We need to find ways to ensure this tradition is inclusive and elevating.
This is why many stress that giving “matanot la’evyonim,” gifts or donations to at least two poor people, is significantly more important than mishloach manot.
“No joy is greater and more glorious than the joy of gladdening the hearts of the poor,” Maimonides continues in his Mishneh Torah. “He who gladdens the heart of these unhappy people imitates God, as it is written: ‘I am … to revive the spirit of the humble, and to put heart into the crushed’ (Isaiah 57:15).”
Sticking to the original values of mishloach manot and matanot la’evyonim means keeping it simple – but it also means making sure that everyone participating in the celebrations can do so with dignity.

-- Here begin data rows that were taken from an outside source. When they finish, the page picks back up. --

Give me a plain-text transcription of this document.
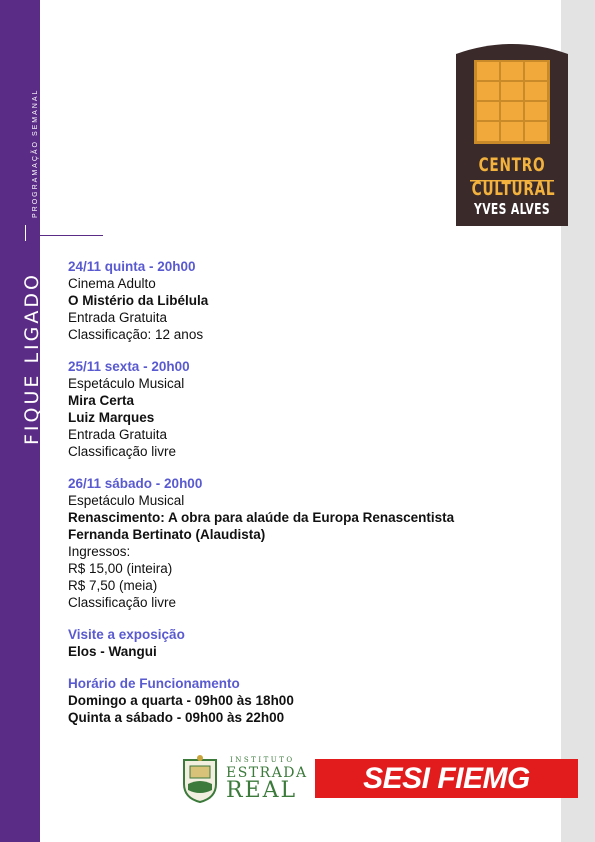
FIQUE LIGADO
PROGRAMAÇÃO SEMANAL	CENTRO
CULTURAL
YVES ALVES
24/11 quinta - 20h00
Cinema Adulto
O Mistério da Libélula
Entrada Gratuita
Classificação: 12 anos
25/11 sexta - 20h00
Espetáculo Musical
Mira Certa
Luiz Marques
Entrada Gratuita
Classificação livre
26/11 sábado - 20h00
Espetáculo Musical
Renascimento: A obra para alaúde da Europa Renascentista
Fernanda Bertinato (Alaudista)
Ingressos:
R$ 15,00 (inteira)
R$ 7,50 (meia)
Classificação livre
Visite a exposição
Elos - Wangui
Horário de Funcionamento
Domingo a quarta - 09h00 às 18h00
Quinta a sábado - 09h00 às 22h00
INSTITUTO
ESTRADA
REAL	SESI FIEMG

Sometimes, all that requires is an email or WhatsApp from the teacher setting clear parameters and stressing that treats shouldn’t be over the top. It could also mean asking parents in advance if they need help or donations in order to make their kid’s own package, or setting a standard list of a few items (a piece of fruit, a bar of chocolate and a couple of hamantaschen, for example) that each basket should stick to.
It might be slightly embarrassing to bring the celebrations down to earth, but it is hardly as soul-crushing as seeing your child heartbroken.
We need to find ways to ensure that this and every Jewish tradition – especially those involving children – can be done in an inclusive and elevating way. Holidays and milestone events should be a time to celebrate our values, not display our means.
More than I ever wanted to receive nice mishloach manot, I wanted the person who received mine to be happy. Being attentive to our surroundings could have made my wish come true – and would be more in line with the true commandment of this holiday.